I'm stuck with this problem, in particular at b):
Let $u:D \subseteq \mathbb{R}^2 \to \mathbb{R} \in C^2$ a harmonic function. $u$ has a local maximum at point $\vec{p} \in D$. Then:
(a) Show that, $u$ is a constant function in some disk with center $\vec{p}$
(b) Suppose, that $D$ is arc-connected and $\vec{p}$ is a global maximum.

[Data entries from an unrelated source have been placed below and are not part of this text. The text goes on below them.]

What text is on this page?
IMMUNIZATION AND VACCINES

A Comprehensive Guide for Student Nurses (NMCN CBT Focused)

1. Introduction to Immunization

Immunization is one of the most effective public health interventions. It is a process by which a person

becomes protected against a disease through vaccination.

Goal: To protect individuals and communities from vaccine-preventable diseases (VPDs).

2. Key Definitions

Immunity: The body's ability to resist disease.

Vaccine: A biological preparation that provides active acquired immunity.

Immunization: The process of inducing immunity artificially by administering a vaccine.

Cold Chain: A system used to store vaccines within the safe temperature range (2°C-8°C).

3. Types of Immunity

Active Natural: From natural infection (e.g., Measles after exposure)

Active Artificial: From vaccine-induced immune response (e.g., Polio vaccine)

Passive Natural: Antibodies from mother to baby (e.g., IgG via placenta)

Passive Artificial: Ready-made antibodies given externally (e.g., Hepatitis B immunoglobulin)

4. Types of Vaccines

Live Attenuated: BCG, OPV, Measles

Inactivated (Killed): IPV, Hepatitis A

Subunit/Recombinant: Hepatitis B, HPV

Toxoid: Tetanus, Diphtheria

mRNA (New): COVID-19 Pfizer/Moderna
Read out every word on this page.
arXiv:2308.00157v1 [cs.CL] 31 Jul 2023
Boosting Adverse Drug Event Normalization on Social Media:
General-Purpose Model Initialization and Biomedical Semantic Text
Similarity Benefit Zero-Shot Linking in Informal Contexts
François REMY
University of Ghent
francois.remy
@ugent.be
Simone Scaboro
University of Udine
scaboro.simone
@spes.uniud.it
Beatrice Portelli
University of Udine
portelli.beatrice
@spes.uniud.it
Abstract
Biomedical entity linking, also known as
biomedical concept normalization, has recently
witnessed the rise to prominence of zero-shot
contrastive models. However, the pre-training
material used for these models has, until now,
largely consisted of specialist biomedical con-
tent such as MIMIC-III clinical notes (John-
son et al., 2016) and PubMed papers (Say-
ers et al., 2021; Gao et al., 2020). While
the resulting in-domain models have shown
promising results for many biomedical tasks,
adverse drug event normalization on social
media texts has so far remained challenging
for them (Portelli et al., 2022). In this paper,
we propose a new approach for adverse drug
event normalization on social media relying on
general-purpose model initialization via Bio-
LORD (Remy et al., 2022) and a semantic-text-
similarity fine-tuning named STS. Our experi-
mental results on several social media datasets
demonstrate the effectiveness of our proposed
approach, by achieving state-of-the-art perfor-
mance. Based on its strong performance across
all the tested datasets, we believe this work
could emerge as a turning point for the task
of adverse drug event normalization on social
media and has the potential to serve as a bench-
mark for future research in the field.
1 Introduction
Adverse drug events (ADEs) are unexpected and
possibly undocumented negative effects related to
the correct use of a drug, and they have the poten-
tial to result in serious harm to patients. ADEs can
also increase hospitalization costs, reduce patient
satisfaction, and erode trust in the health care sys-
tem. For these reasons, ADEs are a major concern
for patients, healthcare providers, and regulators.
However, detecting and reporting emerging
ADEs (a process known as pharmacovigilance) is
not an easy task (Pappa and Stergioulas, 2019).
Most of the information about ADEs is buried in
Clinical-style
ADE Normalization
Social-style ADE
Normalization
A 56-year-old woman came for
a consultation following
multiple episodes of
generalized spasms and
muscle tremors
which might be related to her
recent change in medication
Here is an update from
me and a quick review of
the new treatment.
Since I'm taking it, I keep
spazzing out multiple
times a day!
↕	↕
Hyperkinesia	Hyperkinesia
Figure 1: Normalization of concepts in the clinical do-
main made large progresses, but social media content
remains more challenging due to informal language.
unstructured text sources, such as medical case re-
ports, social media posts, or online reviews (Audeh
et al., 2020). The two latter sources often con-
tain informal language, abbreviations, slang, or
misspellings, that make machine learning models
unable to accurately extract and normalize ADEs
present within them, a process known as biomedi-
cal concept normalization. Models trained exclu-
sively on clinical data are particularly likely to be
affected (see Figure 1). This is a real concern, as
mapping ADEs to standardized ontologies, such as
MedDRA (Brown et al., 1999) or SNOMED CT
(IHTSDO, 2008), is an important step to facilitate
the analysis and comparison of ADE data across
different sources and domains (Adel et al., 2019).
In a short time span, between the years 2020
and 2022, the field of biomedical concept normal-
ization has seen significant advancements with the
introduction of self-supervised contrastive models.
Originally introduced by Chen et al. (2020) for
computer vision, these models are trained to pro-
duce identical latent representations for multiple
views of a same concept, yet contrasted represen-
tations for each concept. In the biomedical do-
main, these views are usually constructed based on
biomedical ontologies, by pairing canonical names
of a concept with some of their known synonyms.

Then, $u$ is constant at $D$
So far, I know that if $\nabla^2 u = 0 $, then at point $\vec{p}$ $$ u(\vec{p})=\frac{1}{\pi R^2}\iint_{B_R} u \, ds$$ Where, $B_R=B(\vec{p},R)\subseteq \mathbb{R}^2$. So my idea is. Let, $\vec{q} \in B_R$, where $B_R$ is the open ball where $u(\vec{p})$ is local maximum, and take the difference: $$0 \leq u(\vec{p})-u(\vec{q}) \in C^2$$ So, if I prove $$ \frac{1}{\pi R^2}\iint_{B_R} u(\vec{q})-u(\vec{p}) \, ds = 0$$ Then, for any $\vec{q} \in B_R$ $$u(\vec{q})-u(\vec{p})=0$$ Therefore $u$ is constant at $B_R$
Any hint is appreciate
Suppose $\vec q$ is a point in $B(\vec p ,R)$ with $u(\vec q)<u(\vec p)$. Then you can find an $r$ with $B_{r}=B(\vec q,r)\subset B(\vec p,R)$ where for every $\vec s\in B(\vec q, r)$, $u(\vec s)<u(\vec p)$. Now $$u(\vec p)=\frac {1}{\pi R^2} \iint_{B_R}u\, ds =\frac {1}{\pi R^2} \iint_{B_R\setminus B_r}u\, ds + \frac {1}{\pi R^2} \iint_{B_r}u\, ds<\frac {1}{\pi R^2} \iint_{B_R\setminus B_r}u\, ds + \frac {u(\vec p)}{\pi R^2}\pi r^2<u(\vec p) $$, which is impossible. So there cannot be such a $\vec q$ in $B_R$ and $\vec p$ is a local maximum, so $u$ must be constant on $B_R$.